Ciao Luigi e benvenuto nella rubrica “3 minuti con”
Ciao Gianluca grazie per questo inaspettato e gradito invito
1) Raccontaci di com’è cominciata l’avventura nella Jasna.
L’avventura Jasna ha avuto inizio tantissimi anni fa, precisamente nel 2004, appoggiando l’idea di Fabio e Luca quando decisero di creare una squadra di amici e iscriverci nel campionato per divertirci e allo stesso tempo dedicarci a un qualcosa che a tutti piaceva. Tantissimo… l’allora calcetto che poi col passare degli anni e con un po’ di esperienza abbiamo trasformato in passione per il Futsal

2) Sei stato protagonista nella rosa della Jasna in serie D che ricordi hai di quella stagione da giocatore?

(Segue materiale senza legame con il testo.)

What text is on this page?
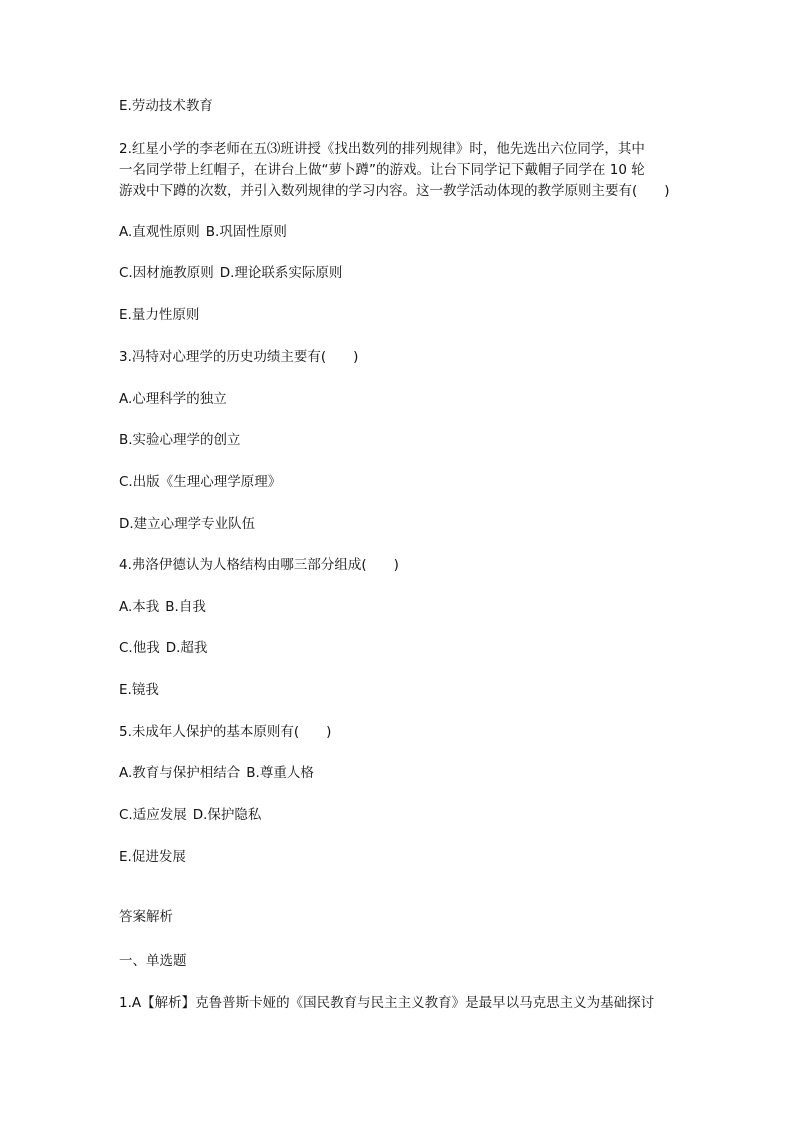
E.劳动技术教育
2.红星小学的李老师在五⑶班讲授《找出数列的排列规律》时，他先选出六位同学，其中
一名同学带上红帽子，在讲台上做“萝卜蹲”的游戏。让台下同学记下戴帽子同学在 10 轮
游戏中下蹲的次数，并引入数列规律的学习内容。这一教学活动体现的教学原则主要有(　　)
A.直观性原则 B.巩固性原则
C.因材施教原则 D.理论联系实际原则
E.量力性原则
3.冯特对心理学的历史功绩主要有(　　)
A.心理科学的独立
B.实验心理学的创立
C.出版《生理心理学原理》
D.建立心理学专业队伍
4.弗洛伊德认为人格结构由哪三部分组成(　　)
A.本我 B.自我
C.他我 D.超我
E.镜我
5.未成年人保护的基本原则有(　　)
A.教育与保护相结合 B.尊重人格
C.适应发展 D.保护隐私
E.促进发展
答案解析
一、单选题
1.A【解析】克鲁普斯卡娅的《国民教育与民主主义教育》是最早以马克思主义为基础探讨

Ci sono dei ricordi bellissimi anche perché provenivo da da un altro sport, la pallavolo, che praticavo a livelli anche abbastanza elevati, per cui ritrovarsi e ricominciare “da zero” è stato faticoso ma molto stimolante! Uno dei ricordi più belli era l’allegria con la quale il gruppo di allora, fatto prevalentemente di amici, affrontava questa avventura e spirito come davvero una grande famiglia
Unico rammarico non aver potuto continuare per motivi lavorativi che mi costringevano a ritmi sempre più crescenti
3) Stai ricoprendo da due stagioni il ruolo di dirigente della squadra maschile, quali sono le prime impressioni dopo i primi tre mesi di questa stagione?
Il ruolo che mi è stato affidato all’inizio mi spaventava un po’ perché è arrivato dopo circa un anno e mezzo di attività di dirigente direttamente sui campi con l’under 21 insieme al mister Fabrizio Boi e al suo vice Federico Lanza.
Dopo un primo anno dove ho condiviso con il mister Secci e il suo vice Michele Carta molte gioie, grandi soddisfazioni come la semifinale di coppa Italia e il 6 posto finale in campionato, e qualche dolore, ho affrontato questo nuovo anno consapevole del ruolo e con l’esperienza dell’anno passato. Abbiamo cercato di portare avanti il progetto e il lavoro iniziato lo scorso anno insieme al mister Secci. I primi 3 mesi hanno detto che siamo una squadra ben organizzata e che se consapevole della propria forza può dire la propria in questo campionato. Ma dobbiamo ancora trovare alcuni equilibri, con tanto e tanto lavoro

4) Gigi, da uomo Jasna da tanto tempo cos’è per te la mentalità Jasna?
Portare avanti valori in cui si crede fermamente, condividere un progetto e un obiettivo con persone a cui si vuole bene e formano la tua seconda famiglia, affrontare tutte le cose con la giusta umiltà e dedizione.